By any measure, Apple's iPod commercials and advertising ventures have become hits and star-makers by giving traditional rock legends like U2 a Web 2.0 makeover. With its multifaceted deal, Apple retained exclusive rights to sell all songs from U2's album "How to Dismantle an Atomic Bomb" on the iTunes Music Store and to market a special U2 iPod. For acts like Feist, Apple's iPod commercial featuring Feist's "1234" catapulted the Canadian chanteuse to the top of U.S. charts and garnered her a Grammy nomination.
No matter what Matt Creamer of Advertising Age suggested in the March 17 "Digital Issue," the fact that Apple makes this kind of effort -- while making its broadcast creative look like Flash -- implies that the creative "lives" in digital and ventures out into broadcast, not vice-versa.
Consistently, Apple's iPod campaigns use new music to pull consumers to its technology and its iTunes store. Apple's slick television spots, which focus on music and not their product, give added credibility to its brand while pulling viewers online to purchase the music they heard at iTunes. The key to Apple's multi-channel success is marketing the music first, the iPod brand second, with the added benefit of promoting iTunes.

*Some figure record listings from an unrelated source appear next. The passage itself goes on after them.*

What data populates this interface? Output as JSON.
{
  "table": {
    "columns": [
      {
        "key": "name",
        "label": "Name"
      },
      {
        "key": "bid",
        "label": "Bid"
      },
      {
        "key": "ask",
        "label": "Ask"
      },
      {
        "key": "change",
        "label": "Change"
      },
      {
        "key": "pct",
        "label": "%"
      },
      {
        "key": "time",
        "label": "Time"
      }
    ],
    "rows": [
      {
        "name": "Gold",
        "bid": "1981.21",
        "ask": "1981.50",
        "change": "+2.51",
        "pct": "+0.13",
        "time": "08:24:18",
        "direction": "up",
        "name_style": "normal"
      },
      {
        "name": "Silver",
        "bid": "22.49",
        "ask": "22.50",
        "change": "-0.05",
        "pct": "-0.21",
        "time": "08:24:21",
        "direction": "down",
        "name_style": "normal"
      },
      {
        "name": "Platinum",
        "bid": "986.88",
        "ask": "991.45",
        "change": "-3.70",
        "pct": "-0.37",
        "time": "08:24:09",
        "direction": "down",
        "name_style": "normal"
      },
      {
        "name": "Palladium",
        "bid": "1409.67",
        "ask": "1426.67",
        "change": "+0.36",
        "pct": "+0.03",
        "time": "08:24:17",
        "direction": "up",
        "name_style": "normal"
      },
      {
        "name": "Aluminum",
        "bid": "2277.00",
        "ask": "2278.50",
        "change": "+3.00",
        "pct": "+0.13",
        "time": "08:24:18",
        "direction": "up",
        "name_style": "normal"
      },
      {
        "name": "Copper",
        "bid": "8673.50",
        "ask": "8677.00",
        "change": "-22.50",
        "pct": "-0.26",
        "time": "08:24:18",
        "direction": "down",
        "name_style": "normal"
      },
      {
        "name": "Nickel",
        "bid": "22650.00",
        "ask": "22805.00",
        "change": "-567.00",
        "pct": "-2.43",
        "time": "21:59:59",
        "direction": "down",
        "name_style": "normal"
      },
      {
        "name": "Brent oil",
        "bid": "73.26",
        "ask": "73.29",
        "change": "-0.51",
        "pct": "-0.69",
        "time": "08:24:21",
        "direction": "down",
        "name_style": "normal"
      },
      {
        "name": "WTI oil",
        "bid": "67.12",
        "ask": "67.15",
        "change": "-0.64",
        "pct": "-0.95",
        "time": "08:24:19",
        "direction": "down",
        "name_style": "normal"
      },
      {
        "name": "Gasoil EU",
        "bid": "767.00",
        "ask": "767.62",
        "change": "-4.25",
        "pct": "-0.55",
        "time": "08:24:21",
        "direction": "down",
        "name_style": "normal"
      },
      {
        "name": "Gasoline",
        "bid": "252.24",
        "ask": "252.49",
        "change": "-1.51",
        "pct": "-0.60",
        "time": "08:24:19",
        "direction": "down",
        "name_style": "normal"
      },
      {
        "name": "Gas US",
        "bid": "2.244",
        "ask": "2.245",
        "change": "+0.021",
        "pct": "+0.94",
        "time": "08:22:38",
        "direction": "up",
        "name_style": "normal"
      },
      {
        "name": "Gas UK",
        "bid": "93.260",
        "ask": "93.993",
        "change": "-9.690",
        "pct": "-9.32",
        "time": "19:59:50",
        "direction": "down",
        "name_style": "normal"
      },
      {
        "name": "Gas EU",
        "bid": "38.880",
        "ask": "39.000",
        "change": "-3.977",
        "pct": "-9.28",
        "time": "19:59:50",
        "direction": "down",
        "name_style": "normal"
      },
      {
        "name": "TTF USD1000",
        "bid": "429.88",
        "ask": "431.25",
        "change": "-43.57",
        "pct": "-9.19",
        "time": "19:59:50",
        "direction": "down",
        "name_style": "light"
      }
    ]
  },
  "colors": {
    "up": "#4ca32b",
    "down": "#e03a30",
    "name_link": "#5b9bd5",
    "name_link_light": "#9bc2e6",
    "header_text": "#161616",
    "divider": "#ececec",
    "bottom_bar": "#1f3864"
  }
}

Verizon, a Questus client, also has used music to create "pull marketing" to its brand and FiOS services. Working with major acts such as Fergie and Gwen Stefani, Verizon created successful online communities around each act's tours. Each interactive community featured online fan chat rooms, tour weblogs from the stars, UGC video elements, as well as phone and texting features that allowed concert goers to post live pictures from the concert event on the community site. By promoting the music, Verizon also introduced thousands of new consumers to its FiOS technology and broadband media offerings.
Both Apple and Verizon understand that great pull advertising means giving to your consumer community first, whether it is access to new music or greater access to their favorite acts -- getting consumers excited by understanding that their interests are really what the new agency model is all about.